A partir deste horizonte, percebemos que este “divórcio” não impediu e nem impede que a Igreja Católica e outras religiões, sobretudo cristãs, manifestem-se no espaço político. Tal relação, ora mais evidente, ora mais tímida, revela que de uma forma ou de outra a religião sempre esteve presente nesta seara. Sabemos que para se garantir uma democracia autêntica, é imprescindível a separação entre Igreja e Estado, porém os pontos levantados pela primeira não podem ser desconsiderados pelo segundo. Habermas, renomado filósofo e sociólogo alemão, neste sentido ensina que:

“O Estado liberal possui, evidentemente, um interesse na liberação das vozes religiosas no âmbito da esfera pública política, bem como na participação política de organizações religiosas. Ele não pode desencorajar os crentes nem as comunidades religiosas de se manifestarem também, enquanto tal, de forma política, porque ele não pode saber de antemão se a proibição de tais manifestações não estaria privando, ao mesmo tempo, a sociedade de recursos importantes para a criação de sentido. Os próprios cidadãos seculares como também os crentes de outras denominações podem, sob certas condições, aprender algo das contribuições religiosas, tal como acontece, por exemplo, quando eles conseguem reconhecer, nos conteúdos normativos de uma determinada exteriorização religiosa, certas intuições que eles mesmos compartilham.”     

(HABERMAS, Jürgen. Entre naturalismo e religião: estudos filosóficos. Rio de Janeiro: Tempo Brasileiro, 2007.)

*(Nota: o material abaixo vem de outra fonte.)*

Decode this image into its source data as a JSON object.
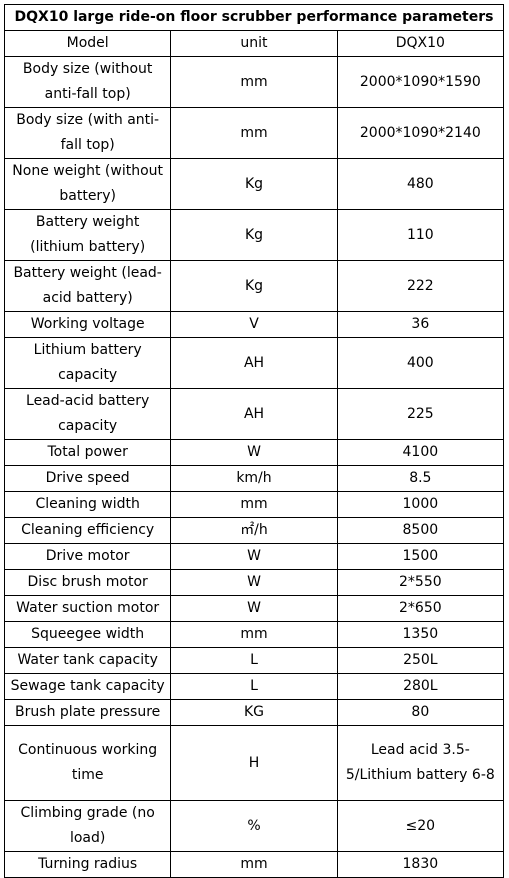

Na atual conjuntura política brasileira – caótica, diga-se de passagem – urge reconhecer a legitimidade de atitudes salutares como a da CNBB, que vem aos poucos abandonando sua “timidez” perante o momento conturbado que a sociedade brasileira enfrenta, manifestando-se através da publicação de “notas” que apontam problemas e defendem os cidadãos. Esta entidade goza de significativa representatividade, tendo-se em vista o elevado número de católicos no país. Para a Igreja, não se trata de uma opção denunciar tal situação, mas de um imperativo moral à luz das Sagradas Escrituras, devendo posicionar-se com firmeza, a exemplo de Isaías: “Ai daqueles que fazem decretos iníquos e daqueles que escrevem apressadamente sentenças de opressão, para negar a justiça ao fraco e fraudar o direito dos pobres do meu povo”. “Envolver-se na política é uma obrigação para um cristão”, disse o Papa Francisco em um encontro com crianças e jovens de escolas e movimentos Jesuítas, no Vaticano, no dia 7/6/2013. Afirmou ainda que: “Os cristãos não podem se fazer de Pilatos, lavando as mãos. Devemos implicar-nos na política, porque ‘a política é uma das formas mais elevadas da caridade’, visto que procura o bem comum”, concluiu o pontífice. Assim, deve a Igreja assumir a atitude profética de João Batista e ser cada vez mais uma insistente “voz que clama” na aridez deste “deserto” de corrupção, injustiça, ganância e imoralidade que atravessamos.

* Daniel Reis é graduando em Teologia e em Direito, pela PUC Minas. É aluno do curso de Especialização em Liturgia, pela Universidade Salesiana de São Paulo. Membro da coordenação e assessor da Comissão de Liturgia da Região Episcopal Nossa Senhora da Esperança, da Arquidiocese de Belo Horizonte.